According to the weekly Planner Confidence Index surveys, shared by i-Meet, the majority of conference planners expect face-to-face events to return in late 2021. While planner confidence changes with vaccine distribution rates, most people are confident that in-person events will resume by the end of this year.
The COVID-19 pandemic has highlighted how one virus, disease or condition can affect the whole body. Rapid information sharing and real-time scientific exchange can empower healthcare workers to better understand the symptoms and reactions of patients to provide clearer diagnoses and more strategic treatment plans.
“With the COVID-19 epidemic, [healthcare providers] who have been often focused only on their areas of specialty and interest are likely to start showing interest in getting updates on information beyond a particular class of medications and therapy areas,” says Viraj Rajadhyaksha, area medical director at AstraZeneca.
COVID-19 may be primarily a respiratory disease, but it has impacted patients’ hearts, nerve cells and countless other parts of the body. This disease has reminded professionals across healthcare how their specializations overlap, and how important information sharing is.
“Not every drug is appropriate for every patient,” Erin Albert at Apex Benefits says. “Thus, it’s absolutely critical for clinicians to have several data sources in the field to talk to, inform themselves, and collaborate.”
Medical affairs has always been about the exchange of information. As the COVID-19 vaccine rolls out, MA teams have the power to build upon these collaborations with HCPs to form stronger communication channels.

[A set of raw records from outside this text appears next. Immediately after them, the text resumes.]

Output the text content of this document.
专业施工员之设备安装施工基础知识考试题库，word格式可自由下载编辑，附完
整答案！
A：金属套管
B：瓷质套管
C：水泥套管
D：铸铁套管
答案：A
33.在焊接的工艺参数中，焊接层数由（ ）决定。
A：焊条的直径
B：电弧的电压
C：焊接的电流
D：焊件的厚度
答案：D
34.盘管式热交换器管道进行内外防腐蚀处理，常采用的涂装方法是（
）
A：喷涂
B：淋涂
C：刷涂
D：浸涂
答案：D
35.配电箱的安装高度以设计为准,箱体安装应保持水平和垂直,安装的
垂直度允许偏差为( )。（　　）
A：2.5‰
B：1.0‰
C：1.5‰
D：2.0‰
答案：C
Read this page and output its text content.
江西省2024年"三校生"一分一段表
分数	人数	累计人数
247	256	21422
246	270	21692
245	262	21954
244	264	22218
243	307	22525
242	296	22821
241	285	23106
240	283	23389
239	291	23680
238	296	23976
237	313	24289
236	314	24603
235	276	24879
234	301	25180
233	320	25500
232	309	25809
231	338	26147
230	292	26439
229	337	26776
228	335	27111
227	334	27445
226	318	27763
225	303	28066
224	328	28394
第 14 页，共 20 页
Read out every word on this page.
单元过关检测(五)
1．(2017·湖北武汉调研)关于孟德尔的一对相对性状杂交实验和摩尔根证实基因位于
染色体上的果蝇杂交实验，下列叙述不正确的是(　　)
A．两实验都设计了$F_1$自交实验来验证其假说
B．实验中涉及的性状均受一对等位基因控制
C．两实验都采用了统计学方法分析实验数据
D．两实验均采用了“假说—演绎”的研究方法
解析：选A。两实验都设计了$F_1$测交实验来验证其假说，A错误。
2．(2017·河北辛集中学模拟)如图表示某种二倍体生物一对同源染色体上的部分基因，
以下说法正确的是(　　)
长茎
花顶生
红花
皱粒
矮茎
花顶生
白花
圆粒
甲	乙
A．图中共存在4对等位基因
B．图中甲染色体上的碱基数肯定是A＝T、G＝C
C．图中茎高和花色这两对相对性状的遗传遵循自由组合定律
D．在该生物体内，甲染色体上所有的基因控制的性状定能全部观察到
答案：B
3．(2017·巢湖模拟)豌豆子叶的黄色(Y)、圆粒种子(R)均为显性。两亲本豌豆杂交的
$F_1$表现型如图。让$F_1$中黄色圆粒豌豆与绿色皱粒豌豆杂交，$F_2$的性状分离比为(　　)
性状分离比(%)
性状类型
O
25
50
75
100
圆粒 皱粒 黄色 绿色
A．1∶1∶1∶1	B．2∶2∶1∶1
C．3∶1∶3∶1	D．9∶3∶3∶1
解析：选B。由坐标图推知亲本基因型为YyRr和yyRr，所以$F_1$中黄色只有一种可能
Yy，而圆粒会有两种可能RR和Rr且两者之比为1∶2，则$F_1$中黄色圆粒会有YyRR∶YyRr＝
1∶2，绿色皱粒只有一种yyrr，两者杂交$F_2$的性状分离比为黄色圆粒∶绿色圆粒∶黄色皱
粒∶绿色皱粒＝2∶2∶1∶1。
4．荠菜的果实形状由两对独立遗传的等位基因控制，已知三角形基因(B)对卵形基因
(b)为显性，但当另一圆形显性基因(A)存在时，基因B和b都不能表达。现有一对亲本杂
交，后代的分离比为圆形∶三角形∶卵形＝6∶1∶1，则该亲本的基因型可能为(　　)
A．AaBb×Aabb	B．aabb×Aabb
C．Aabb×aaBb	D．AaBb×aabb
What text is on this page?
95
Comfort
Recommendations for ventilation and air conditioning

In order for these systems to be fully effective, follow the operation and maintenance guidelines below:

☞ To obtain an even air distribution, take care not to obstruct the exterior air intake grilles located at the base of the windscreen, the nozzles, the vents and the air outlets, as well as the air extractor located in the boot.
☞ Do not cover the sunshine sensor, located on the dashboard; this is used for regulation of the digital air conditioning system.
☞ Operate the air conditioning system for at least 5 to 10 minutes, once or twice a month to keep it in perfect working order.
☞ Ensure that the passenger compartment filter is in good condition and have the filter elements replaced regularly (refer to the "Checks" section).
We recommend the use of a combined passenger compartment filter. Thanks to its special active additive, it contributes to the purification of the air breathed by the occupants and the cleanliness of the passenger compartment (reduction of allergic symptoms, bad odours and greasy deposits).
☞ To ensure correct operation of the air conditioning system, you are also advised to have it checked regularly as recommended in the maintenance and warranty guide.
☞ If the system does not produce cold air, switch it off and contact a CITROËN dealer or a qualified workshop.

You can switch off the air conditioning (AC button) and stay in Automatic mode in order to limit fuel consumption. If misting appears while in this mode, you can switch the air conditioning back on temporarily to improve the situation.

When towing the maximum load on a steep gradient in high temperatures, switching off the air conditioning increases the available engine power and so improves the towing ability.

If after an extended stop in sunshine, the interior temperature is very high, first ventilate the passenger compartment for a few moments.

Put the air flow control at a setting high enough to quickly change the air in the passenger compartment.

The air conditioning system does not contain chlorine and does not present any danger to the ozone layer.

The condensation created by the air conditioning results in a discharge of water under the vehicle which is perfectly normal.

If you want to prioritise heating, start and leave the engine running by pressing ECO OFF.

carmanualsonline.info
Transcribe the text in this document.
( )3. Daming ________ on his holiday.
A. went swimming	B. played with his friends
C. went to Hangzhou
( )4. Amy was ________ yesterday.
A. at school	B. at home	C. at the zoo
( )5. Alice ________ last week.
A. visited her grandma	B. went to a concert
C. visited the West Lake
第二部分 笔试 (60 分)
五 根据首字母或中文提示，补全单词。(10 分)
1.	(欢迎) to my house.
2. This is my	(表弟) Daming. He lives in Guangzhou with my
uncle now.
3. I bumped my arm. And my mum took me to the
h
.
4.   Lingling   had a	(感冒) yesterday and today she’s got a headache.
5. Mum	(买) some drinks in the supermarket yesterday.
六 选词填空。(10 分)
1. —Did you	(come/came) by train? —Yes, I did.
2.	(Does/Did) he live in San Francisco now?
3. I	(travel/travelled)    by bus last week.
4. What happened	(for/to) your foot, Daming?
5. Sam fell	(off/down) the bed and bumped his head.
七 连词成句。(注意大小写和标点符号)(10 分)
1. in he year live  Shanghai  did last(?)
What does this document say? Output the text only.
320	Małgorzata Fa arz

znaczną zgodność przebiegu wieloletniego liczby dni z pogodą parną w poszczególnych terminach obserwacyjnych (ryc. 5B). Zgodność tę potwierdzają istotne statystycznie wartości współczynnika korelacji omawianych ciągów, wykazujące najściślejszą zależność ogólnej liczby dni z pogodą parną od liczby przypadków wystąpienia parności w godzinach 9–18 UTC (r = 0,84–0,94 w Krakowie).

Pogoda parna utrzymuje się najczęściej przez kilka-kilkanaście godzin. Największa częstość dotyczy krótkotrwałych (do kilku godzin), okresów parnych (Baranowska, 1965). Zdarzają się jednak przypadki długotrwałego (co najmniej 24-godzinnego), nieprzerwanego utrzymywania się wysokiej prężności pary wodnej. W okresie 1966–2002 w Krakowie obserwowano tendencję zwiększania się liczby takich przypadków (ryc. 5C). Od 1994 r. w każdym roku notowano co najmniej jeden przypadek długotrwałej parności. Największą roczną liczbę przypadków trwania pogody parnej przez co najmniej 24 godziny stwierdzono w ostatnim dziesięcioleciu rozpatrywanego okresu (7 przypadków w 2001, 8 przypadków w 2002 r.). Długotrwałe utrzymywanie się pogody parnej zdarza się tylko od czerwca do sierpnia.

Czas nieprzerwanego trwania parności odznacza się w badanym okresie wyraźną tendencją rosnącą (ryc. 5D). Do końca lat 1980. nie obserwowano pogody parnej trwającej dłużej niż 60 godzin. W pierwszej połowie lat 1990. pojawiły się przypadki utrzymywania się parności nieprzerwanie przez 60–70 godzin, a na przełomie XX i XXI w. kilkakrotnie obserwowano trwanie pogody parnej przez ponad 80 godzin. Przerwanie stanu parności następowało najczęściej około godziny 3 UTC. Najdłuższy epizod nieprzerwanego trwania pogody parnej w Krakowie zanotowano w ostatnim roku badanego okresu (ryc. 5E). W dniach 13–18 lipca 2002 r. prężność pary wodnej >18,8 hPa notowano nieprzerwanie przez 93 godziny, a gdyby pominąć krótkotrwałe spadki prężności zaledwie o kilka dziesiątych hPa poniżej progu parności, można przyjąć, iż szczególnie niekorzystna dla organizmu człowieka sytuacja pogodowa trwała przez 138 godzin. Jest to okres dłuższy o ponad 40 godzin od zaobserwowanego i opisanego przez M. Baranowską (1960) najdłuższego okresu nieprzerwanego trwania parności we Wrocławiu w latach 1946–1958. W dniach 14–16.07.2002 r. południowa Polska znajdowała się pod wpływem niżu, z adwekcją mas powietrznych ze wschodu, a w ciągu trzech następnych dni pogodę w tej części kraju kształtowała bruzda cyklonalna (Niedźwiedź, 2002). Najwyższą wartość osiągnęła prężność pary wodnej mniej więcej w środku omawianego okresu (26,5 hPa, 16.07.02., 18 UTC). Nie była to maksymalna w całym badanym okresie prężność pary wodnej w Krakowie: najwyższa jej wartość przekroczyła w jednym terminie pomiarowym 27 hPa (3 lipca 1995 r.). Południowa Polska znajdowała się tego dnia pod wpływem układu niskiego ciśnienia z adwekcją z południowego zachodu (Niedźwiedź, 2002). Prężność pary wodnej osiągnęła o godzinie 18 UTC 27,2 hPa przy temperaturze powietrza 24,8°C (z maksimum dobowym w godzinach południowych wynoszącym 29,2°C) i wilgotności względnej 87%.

“Medical Affairs has always been a vital conduit of information both inwards and outwards,” writes David Youds, founder and CEO of Bedrock Group. “Partnerships between Medical Affairs and external stakeholders are invaluable and provide insights that can steer future medical strategy.”
As MA professionals look to the future, they may need to redefine their work and what constitutes a good job at the end of the day.
“Most of the pharmaceutical companies evaluated MSL activity by using different qualitative and quantitative key performance indicators (KPIs),” says Clara Serrano Novillo, a postdoctoral researcher at the University of Barcelona.
“Many [key opinion leaders (KOLs)] are inundated with work and reject any kind of interaction, including virtual. This experience has led the companies to readjust the metrics used to evaluate their MSLs, and the MSLs have been forced to promote new approaches to achieve successful performances.”
MA teams can re-evaluate how they spend their time and what interactions are most valuable. The number of touchpoints with an organization might not be as valued as the quality of touchpoints or the ratio of in-person to virtual conversations.
“The impact of COVID-19 has disrupted industries and professions worldwide,” writes Allen Amedume, an extern at Bristol Myers Squibb. “Fortunately for MSLs, they have begun adapting to the transformations in their daily operations by rapidly identifying, prioritizing, and implementing innovative strategies.”
The work of medical science liaisons will always reflect the demands of healthcare professionals and their patients. In the wake of the COVID-19 pandemic, teams can begin to look ahead to understand what changes worked and what communication strategies need to be adjusted for the future normal.